Je me souviens encore de la joie que m’avait procurée la lecture du premier livre que je lus sur l’Iliade et l’Odyssée, Le Monde d’Homère, de Pierre Vidal-Naquet. En couverture, un détail du cratère d’Euphronios, vase du VIe siècle avant J.-C, représentant Hypnos et Thanatos s’emparant du corps de Sarpédon. L’approche du livre était historique et géographique, et je rêvais grâce à Vidal- Naquet de voir un jour l’édition princeps (première édition en grec) d’Homère, imprimée à Florence en 1488. A cette date, les caractères imprimés imitaient l’écriture des manuscrits ce qui en faisait une oeuvre d’art. Je n’en rêvais pas moins de voir l’édition suivante publiée quelques années plus tard à Venise- centre du commerce européen où une importante communauté grecque vivait- et qui connut un succès relativement important du fait de son format « poche », et donc d’un prix réduit (un ducat et trois livres). On dit alors que c’est cette édition qui permit de diffuser à travers l’Europe les mythes homériques.

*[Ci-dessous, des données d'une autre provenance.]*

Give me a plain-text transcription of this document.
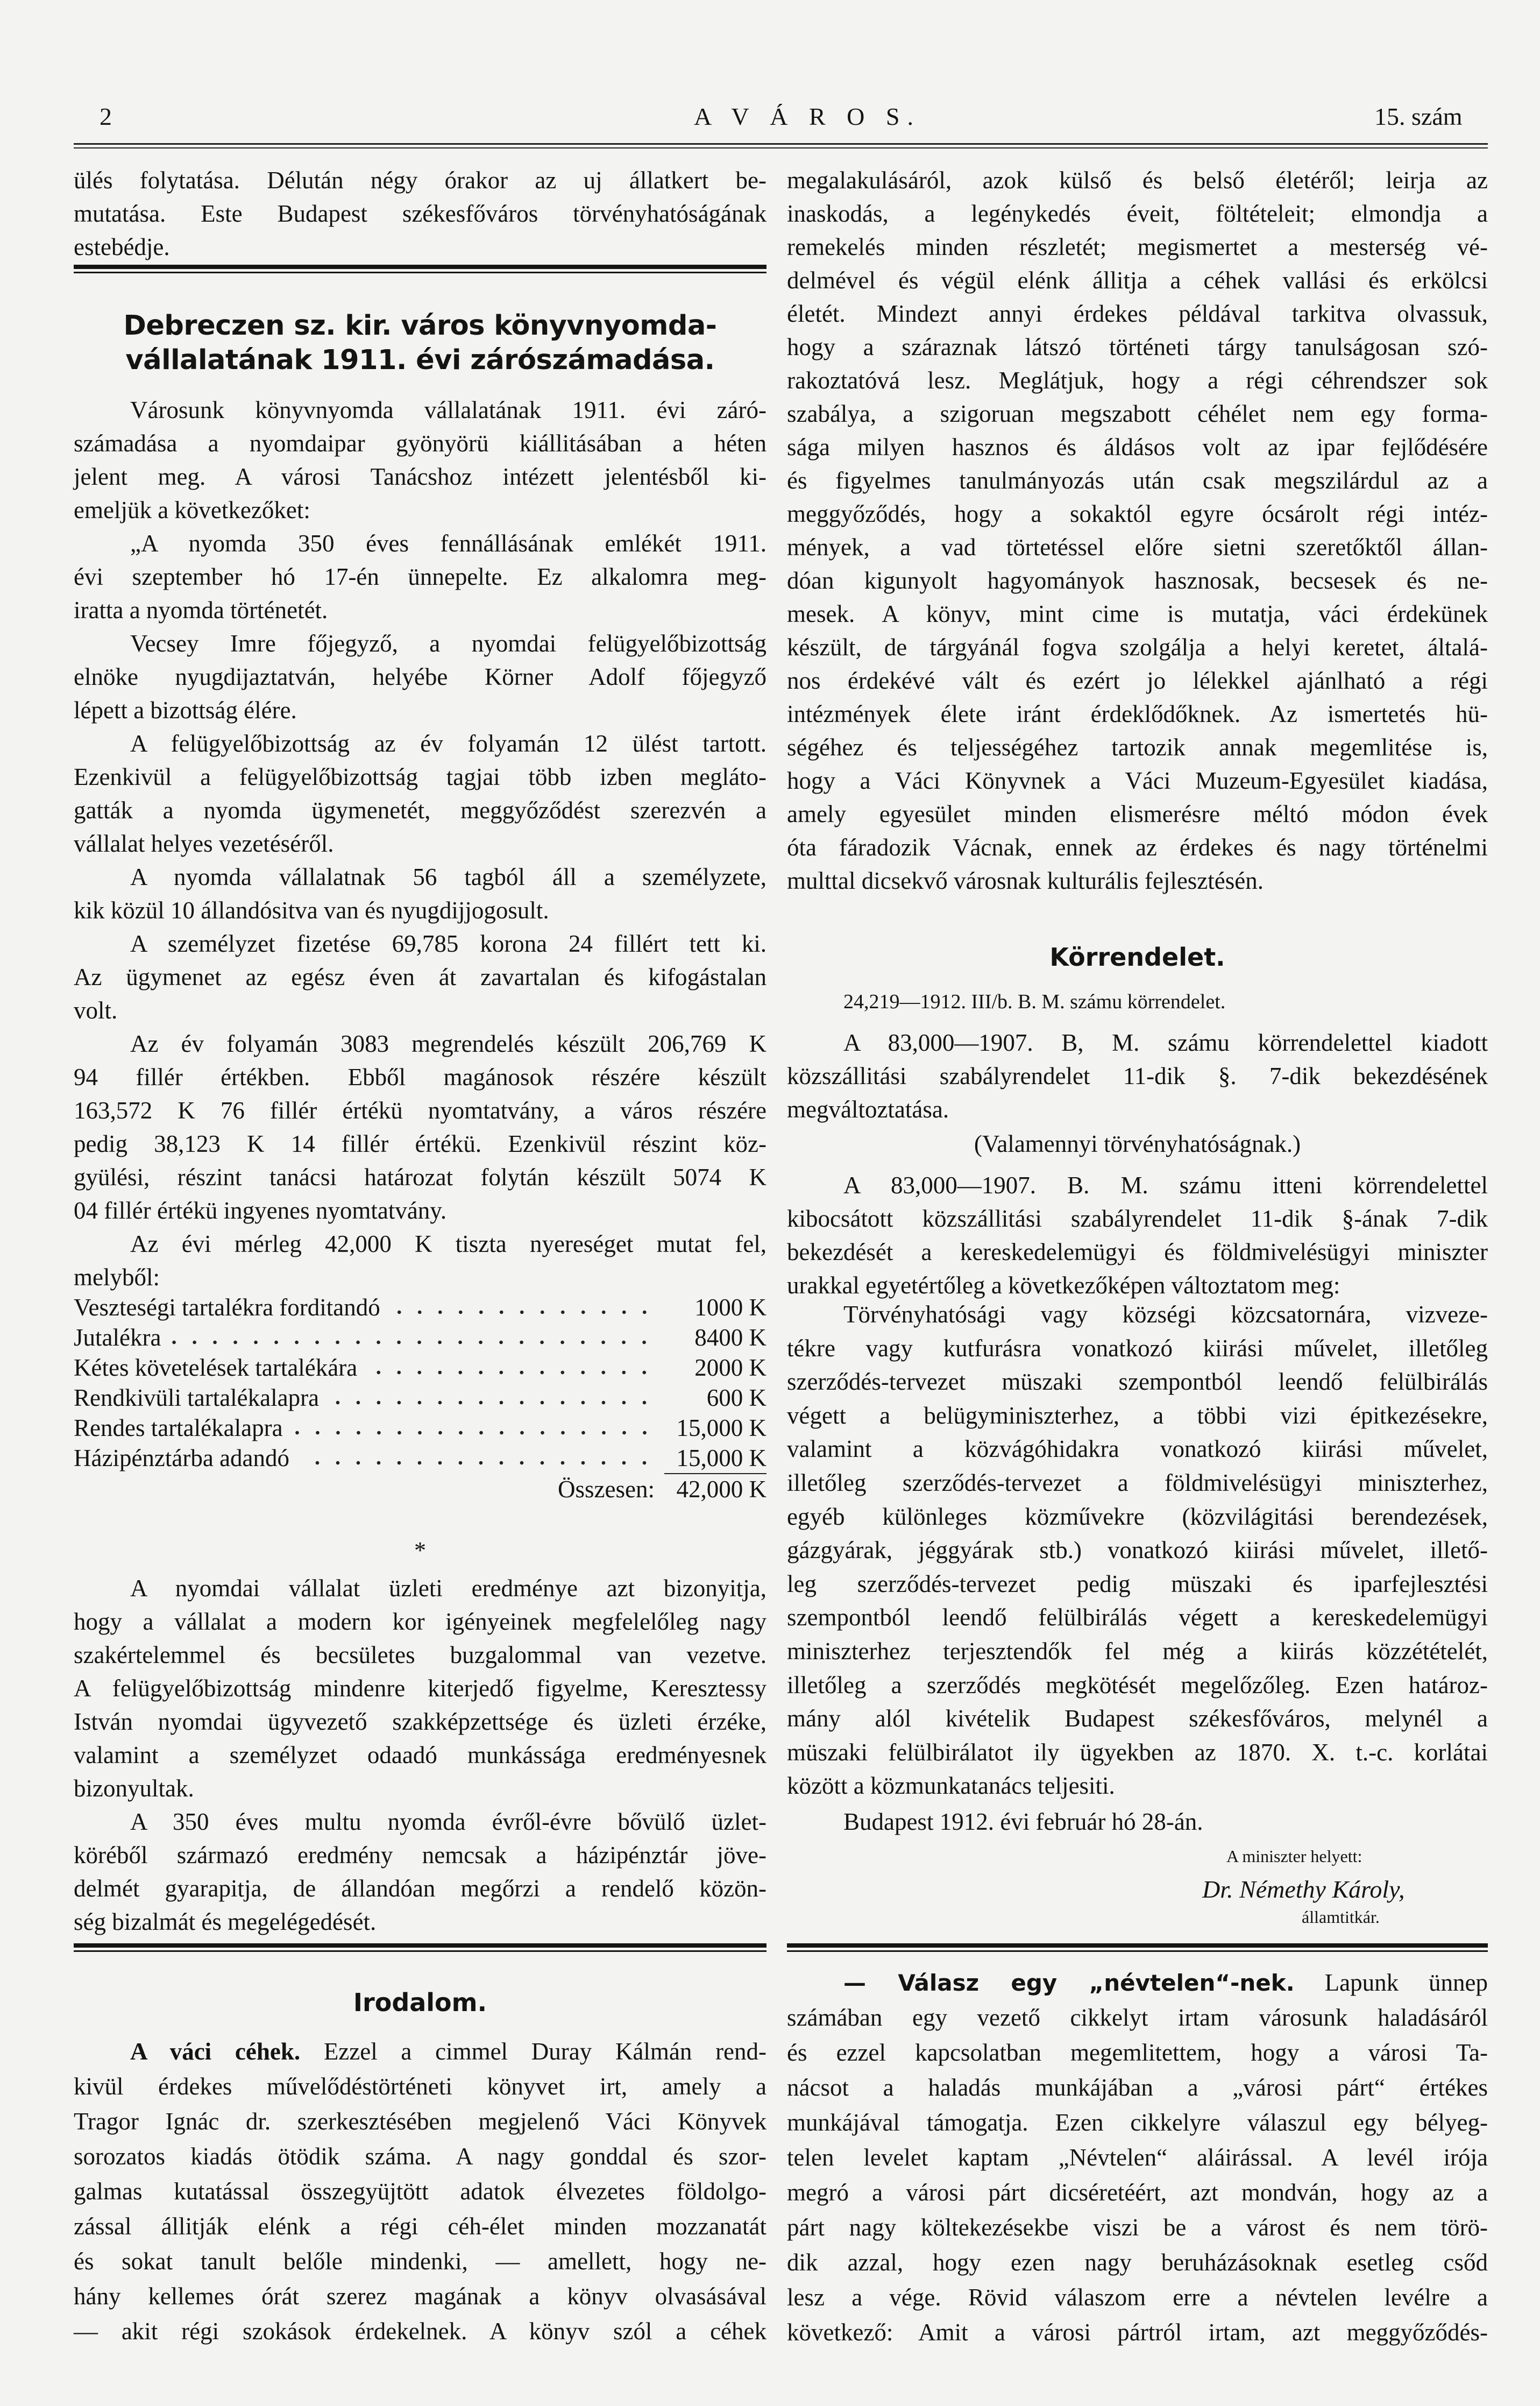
2	A V Á R O S.	15. szám
ülés folytatása. Délután négy órakor az uj állatkert be-
mutatása. Este Budapest székesfőváros törvényhatóságának
estebédje.
Debreczen sz. kir. város könyvnyomda-
vállalatának 1911. évi zárószámadása.
Városunk könyvnyomda vállalatának 1911. évi záró-
számadása a nyomdaipar gyönyörü kiállitásában a héten
jelent meg. A városi Tanácshoz intézett jelentésből ki-
emeljük a következőket:
„A nyomda 350 éves fennállásának emlékét 1911.
évi szeptember hó 17-én ünnepelte. Ez alkalomra meg-
iratta a nyomda történetét.
Vecsey Imre főjegyző, a nyomdai felügyelőbizottság
elnöke nyugdijaztatván, helyébe Körner Adolf főjegyző
lépett a bizottság élére.
A felügyelőbizottság az év folyamán 12 ülést tartott.
Ezenkivül a felügyelőbizottság tagjai több izben megláto-
gatták a nyomda ügymenetét, meggyőződést szerezvén a
vállalat helyes vezetéséről.
A nyomda vállalatnak 56 tagból áll a személyzete,
kik közül 10 állandósitva van és nyugdijjogosult.
A személyzet fizetése 69,785 korona 24 fillért tett ki.
Az ügymenet az egész éven át zavartalan és kifogástalan
volt.
Az év folyamán 3083 megrendelés készült 206,769 K
94 fillér értékben. Ebből magánosok részére készült
163,572 K 76 fillér értékü nyomtatvány, a város részére
pedig 38,123 K 14 fillér értékü. Ezenkivül részint köz-
gyülési, részint tanácsi határozat folytán készült 5074 K
04 fillér értékü ingyenes nyomtatvány.
Az évi mérleg 42,000 K tiszta nyereséget mutat fel,
melyből:
Veszteségi tartalékra forditandó	1000 K
Jutalékra	8400 K
Kétes követelések tartalékára	2000 K
Rendkivüli tartalékalapra	600 K
Rendes tartalékalapra	15,000 K
Házipénztárba adandó	15,000 K
Összesen: 42,000 K
*
A nyomdai vállalat üzleti eredménye azt bizonyitja,
hogy a vállalat a modern kor igényeinek megfelelőleg nagy
szakértelemmel és becsületes buzgalommal van vezetve.
A felügyelőbizottság mindenre kiterjedő figyelme, Keresztessy
István nyomdai ügyvezető szakképzettsége és üzleti érzéke,
valamint a személyzet odaadó munkássága eredményesnek
bizonyultak.
A 350 éves multu nyomda évről-évre bővülő üzlet-
köréből származó eredmény nemcsak a házipénztár jöve-
delmét gyarapitja, de állandóan megőrzi a rendelő közön-
ség bizalmát és megelégedését.
Irodalom.
A váci céhek. Ezzel a cimmel Duray Kálmán rend-
kivül érdekes művelődéstörténeti könyvet irt, amely a
Tragor Ignác dr. szerkesztésében megjelenő Váci Könyvek
sorozatos kiadás ötödik száma. A nagy gonddal és szor-
galmas kutatással összegyüjtött adatok élvezetes földolgo-
zással állitják elénk a régi céh-élet minden mozzanatát
és sokat tanult belőle mindenki, — amellett, hogy ne-
hány kellemes órát szerez magának a könyv olvasásával
— akit régi szokások érdekelnek. A könyv szól a céhek
megalakulásáról, azok külső és belső életéről; leirja az
inaskodás, a legénykedés éveit, föltételeit; elmondja a
remekelés minden részletét; megismertet a mesterség vé-
delmével és végül elénk állitja a céhek vallási és erkölcsi
életét. Mindezt annyi érdekes példával tarkitva olvassuk,
hogy a száraznak látszó történeti tárgy tanulságosan szó-
rakoztatóvá lesz. Meglátjuk, hogy a régi céhrendszer sok
szabálya, a szigoruan megszabott céhélet nem egy forma-
sága milyen hasznos és áldásos volt az ipar fejlődésére
és figyelmes tanulmányozás után csak megszilárdul az a
meggyőződés, hogy a sokaktól egyre ócsárolt régi intéz-
mények, a vad törtetéssel előre sietni szeretőktől állan-
dóan kigunyolt hagyományok hasznosak, becsesek és ne-
mesek. A könyv, mint cime is mutatja, váci érdekünek
készült, de tárgyánál fogva szolgálja a helyi keretet, általá-
nos érdekévé vált és ezért jo lélekkel ajánlható a régi
intézmények élete iránt érdeklődőknek. Az ismertetés hü-
ségéhez és teljességéhez tartozik annak megemlitése is,
hogy a Váci Könyvnek a Váci Muzeum-Egyesület kiadása,
amely egyesület minden elismerésre méltó módon évek
óta fáradozik Vácnak, ennek az érdekes és nagy történelmi
multtal dicsekvő városnak kulturális fejlesztésén.
Körrendelet.
24,219—1912. III/b. B. M. számu körrendelet.
A 83,000—1907. B, M. számu körrendelettel kiadott
közszállitási szabályrendelet 11-dik §. 7-dik bekezdésének
megváltoztatása.
(Valamennyi törvényhatóságnak.)
A 83,000—1907. B. M. számu itteni körrendelettel
kibocsátott közszállitási szabályrendelet 11-dik §-ának 7-dik
bekezdését a kereskedelemügyi és földmivelésügyi miniszter
urakkal egyetértőleg a következőképen változtatom meg:
Törvényhatósági vagy községi közcsatornára, vizveze-
tékre vagy kutfurásra vonatkozó kiirási művelet, illetőleg
szerződés-tervezet müszaki szempontból leendő felülbirálás
végett a belügyminiszterhez, a többi vizi épitkezésekre,
valamint a közvágóhidakra vonatkozó kiirási művelet,
illetőleg szerződés-tervezet a földmivelésügyi miniszterhez,
egyéb különleges közművekre (közvilágitási berendezések,
gázgyárak, jéggyárak stb.) vonatkozó kiirási művelet, illető-
leg szerződés-tervezet pedig müszaki és iparfejlesztési
szempontból leendő felülbirálás végett a kereskedelemügyi
miniszterhez terjesztendők fel még a kiirás közzétételét,
illetőleg a szerződés megkötését megelőzőleg. Ezen határoz-
mány alól kivételik Budapest székesfőváros, melynél a
müszaki felülbirálatot ily ügyekben az 1870. X. t.-c. korlátai
között a közmunkatanács teljesiti.
Budapest 1912. évi február hó 28-án.
A miniszter helyett:
Dr. Némethy Károly,
államtitkár.
— Válasz egy „névtelen“-nek. Lapunk ünnep
számában egy vezető cikkelyt irtam városunk haladásáról
és ezzel kapcsolatban megemlitettem, hogy a városi Ta-
nácsot a haladás munkájában a „városi párt“ értékes
munkájával támogatja. Ezen cikkelyre válaszul egy bélyeg-
telen levelet kaptam „Névtelen“ aláirással. A levél irója
megró a városi párt dicséretéért, azt mondván, hogy az a
párt nagy költekezésekbe viszi be a várost és nem törö-
dik azzal, hogy ezen nagy beruházásoknak esetleg csőd
lesz a vége. Rövid válaszom erre a névtelen levélre a
következő: Amit a városi pártról irtam, azt meggyőződés-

Plus tard, je croisais des figures majeures et iconoclastes du monde homérique. Victor Bérard, bien sûr, grand traducteur de l’Odyssée, qui reconstituait étape par étape, le voyage d’Ulysse sur son bateau (ses indications géographiques sont aujourd’hui problématiques, mais peu importe à celui qui aime la littérature). Plus récemment, en 2011, grâce à l’exigeante collection Texto dirigé par Jean-Claude Zylberstein, je tombais sur le livre d’Heinrich Schliemann, La Fabuleuse Découverte des ruines de Troie. Son rôle de découvreur est controversé même si tous s’accordent à dire que ce pionnier de l’archéologie, à sa manière, a ouvert les recherches ultérieures sur la civilisation mycénienne. Mais imaginez : à l’époque, vers 1870, fort de son idée qu’Homère décrit dans l’Iliade une réalité historique, il entreprend des fouilles dans les ruines de Mycènes, d’Orchomène, de Tirynthe et d’Ithaque. Il prétend avoir trouvé le masque d’or d’Agamemnon, le trésor de Priam et les bijoux d’Hélène. Plus récemment, j’ai découvert un livre méconnu à tort, celui de Felix Buffière, prêtre et helléniste, Les Mythes d’Homère et la Pensée grecque, paru aux Belles Lettres, en 1956. On y découvre, entre autres perles, ce chapitre « La bataille autour d’Homère », où Buffière rappelle comment l’adultère d’Arès et Aphrodite scandalisa un certain Platon ; tout comme le mariage de Zeus avec sa propre soeur, Héra. Homère était lu comme une bible par tous les jeunes élèves, et selon Platon et quelques autres, c’était une hérésie de faire étudier ce texte immoral et approximatif sur un certain nombre de sujets, où l’on croisait des héros en larmes, des dieux fornicateurs et manipulateurs. Epicure et bien d’autres s’en prirent à ce texte qui manquait de morale, jusqu’à Zoïle d’Amphipolis qui écrivit pas moins de neuf livres contre Homère. Les défenseurs, nombreux, eurent beau expliquer que les deux poèmes étaient allégoriques, les rageurs continuèrent de rager.
Hier soir, seul chez moi, j’ai revu une énième fois Les Ailes du désir. Et j’avais absolument oublié que dans la plus belle scène de l’histoire du cinéma, celle de la bibliothèque de Berlin (la Neue Staatsbibliothek), le vieil écrivain élégant qui monte avec difficulté l’escalier et qui rêve d’une « épopée de la paix » contemporaine (le monologue est de Peter Handke), qui ferait suite à l’Iliade, épopée guerrière, n’est autre qu’Homère. Il y a des hasards incroyables.
Quel ne fut pas donc mon plaisir quand je reçus les épreuves du dernier livre de Daniel Mendelsohn, Une odyssée, un père, un fils, une épopée. Tout ce monde homérique me revint à l’esprit. Comme à son habitude, Mendelsohn tisse des liens entre un texte fondateur et sa vie intime. Pour Les Disparus, où l’auteur partait dans une recherche généalogique familiale, il entrecoupait le récit de sa famille juive de textes sacrés, des commentaires de la Bible tels les midrashim. Il emploie la même méthode rigoureuse pour dessiner le portrait de son père, à travers un questionnement sur l’Odyssée. Connait-on jamais vraiment ses parents ? Qu’est ce qu’une relation père/fils ? se demande Homère, puis Mendelsohn des millénaires plus tard.
C’est la troisième fois que Daniel Mendelsohn fait la couverture de Transfuge , et nous en sommes fiers. Il est un des grands écrivains américains vivants.